1.介紹
ARM® NEON™ 技術是適用於 ARM Cortex™-A 系列處理器的 SIMD(單指令多數據)架構擴展。 它可以使多媒體和信號處理算法提速,例如視頻編碼/解碼、2D/3D 圖形、遊戲、音頻和語音處理以及圖像處理等。 Ne10的問世,出現許多使用NEON 並顯著改善用戶體驗的多媒體應用程序。 有些應用程序開發人員可能不熟悉 NEON 彙編代碼,因此 Ne10 庫的創建可使開發人員從 ARMv7/NEON 中獲得最大效益,而不必使用繁瑣的彙編代碼。

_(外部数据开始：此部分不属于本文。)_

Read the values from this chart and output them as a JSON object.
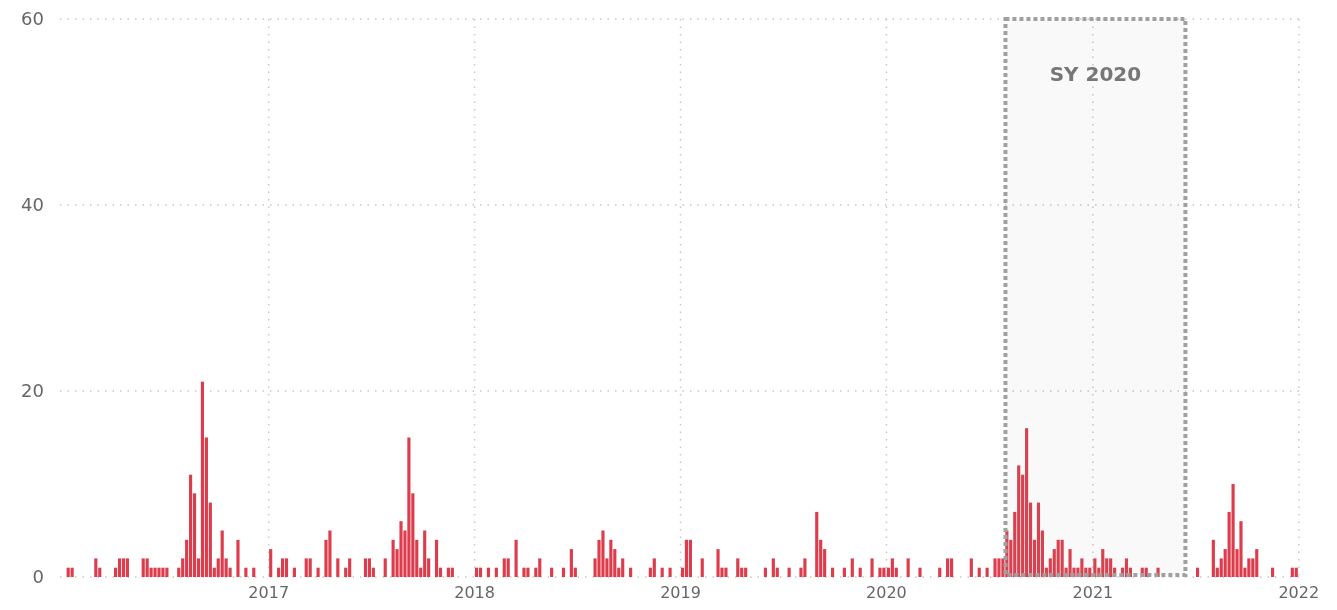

Ne10 庫提供一組最爲常用並且極爲優化的函數。 這組函數最初於 2012 年 3 月發佈。 庫中的初始功能集着重於矩陣/矢量代數以及信號處理。 Ne10 將持續改進,以包含圖像處理等多領域內的更多高計算量任務。
2.源碼獲取
Ne10的源碼公開在github上面,其網站地址:https://github.com/projectNe10/Ne10 。
3.環境
3.1硬件環境
您需要準備ARM Cortex-A/R系列開發平臺。如果沒有硬件開發平臺,也可使用仿真環境,如Google的Android Emulator。我現在使用的硬件開發板環境是arm-A53的平臺,交叉編譯平臺ubuntu 16.04.
3.2軟件環境
- 工具鏈:aarch64-linux-gnu-
- CMake (http://www.cmake.org/):跨平臺的開源構建系統
4.編譯和使用Ne0庫
4.1編譯Ne10
通過第2部分,獲取源碼後,進入源碼目錄,進行如下操作:
- 修改CMakeLists.txt.有二處修改,修改如下:
1. option(NE10_BUILD_UNIT_TEST "Build NE10 unit test" ON) //原先爲OFF
2. option(NE10_PERFORMANCE_TEST "Run performance test" ON)//原先爲OFF
此處打開,源碼中的測試程序和選擇performance-test。關於smoke testing,regression testing, performancetesting的區別如下:
- Conformance testing (also called smoke testing), to check if the library works correctly.
- Regression testing, which is similar to conformance testing but is aimed more specifically at testing whether the library still operates correctly after a change.
- Performance testing, which gives an indication of how quickly the library performs certain tasks.
2.修改GNUlinux_config.cmake
if(NOT DEFINED ENV{NE10_LINUX_TARGET_ARCH})
set(NE10_LINUX_TARGET_ARCH "aarch64")
else()
//直接將此處設置爲,aarch64
3.編譯
mkdir build
cd build
cmake -DCMAKE_TOOLCHAIN_FILE=../GNUlinux_config.cmake ../
make -j8
此處是靜態的編譯方式,可以看到在build/modules/下面生成libNE10.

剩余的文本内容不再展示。